Science education in the United States is about to undergo one of the most significant shifts since it was overhauled in response to the Soviet Union’s launching of Sputnik I in 1957. After Sputnik, our nation’s science curricula were renovated to meet the evolving needs of a technologically threatened society. As we entered the 21st century, it was recognized that the U.S. was once again behind in the teaching and learning of the core concepts needed to build a strong foundation in life-long learning including in science (NCES, 2013). The problems in science education in this country are all too familiar. Conditions have hardly changed since the 1989 report “Science for All Americans” (AAAS, 1990). Science classes are often still taught by underprepared teachers in a highly didactic manner that does little to promote understanding of science or the nature of scientific knowledge (McNeill & Krajcik, 2008; Newton, 2002). These issues might contribute to the fact that American students still lag far behind other leading countries in science achievement, which will inevitably result in a looming shortage of science/technical workers in the U.S. (Augustine, 2007; OECD, 2010). The majority of American students are still taught in large urban schools that often lack adequate science instructional resources and tend to have low student expectations (Tal, Krajcik, & Blumenfield, 2006). The need to update 21st century teaching in the U.S. has led to the introduction of the Common Core State Standards (CCSS) and the Next Generation Science Standards (NGSS). These standards are already changing the way teachers will be required to teach as well as the what they will need to teach. With such mandated changes quickly approaching, increasing effort is being invested in how teachers will be required to teach students 21st century skills. This chapter focuses on the how of the new standards implementation by bringing cloud technology to K-20 science classrooms to teach NGSS and CCSS through the use of collaboration and whole-class data analysis as it is gathered in inquiry based classrooms.

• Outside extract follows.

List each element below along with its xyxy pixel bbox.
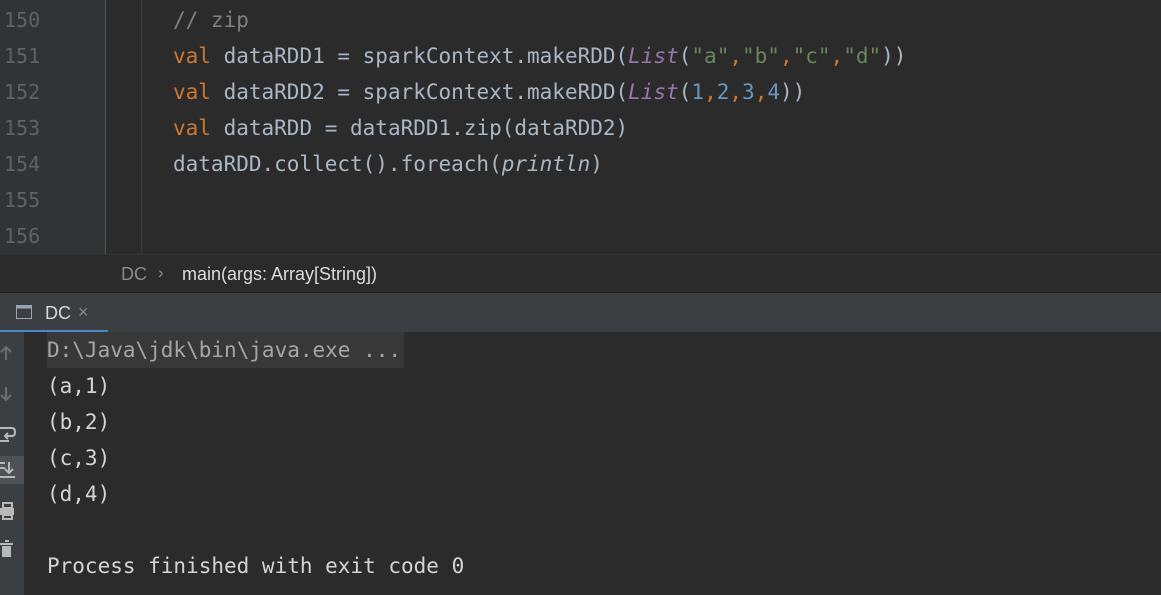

Recognizing that science is the systematic study of the structure and behavior of phenomena in the physical and natural world through observation and experimentation, it is clear that there should be an emphasis on inquiry. This should be modeled in the classroom as it would be practiced in a research laboratory setting. The National Science Education Standards were developed by the National Research Council to “promote a scientifically literate citizenry”. The Standards frequently encourage the use of inquiry in the science classroom, defining it as:

A multifaceted activity that involves making observations; posing questions; examining books and other sources of information to see what is already known; planning investigations; reviewing what is already known in light of experimental evidence; using tools to gather, analyze, and interpret data; proposing answers, explanations, and predictions; and communicating the results. Inquiry requires identification of assumptions, use of critical and logical thinking, and consideration of alternative explanations. (NRC, 1996, p. 23)

We recognize that ideally all science classrooms should provide hands-on activities that are driven by inquiry and that allow students to investigate phenomena, test ideas, make observations, analyze data, and draw conclusions. Unfortunately, students in science classrooms still spend most of their time on data collection at the expense of analysis and interpretation (Alozie & Mitchell, 2014). In other cases, when there is time for analysis, it remains topical in nature and is teacher-led rather than in-depth and student-centered (Levy, Thomas, & Rex, 2013). With the introduction of NGSS, teachers are required to do in-depth data analysis so that students can develop skills to analyze, interpret, and communicate inquiry findings using evidence based reasoning (NGSS Lead States, 2013).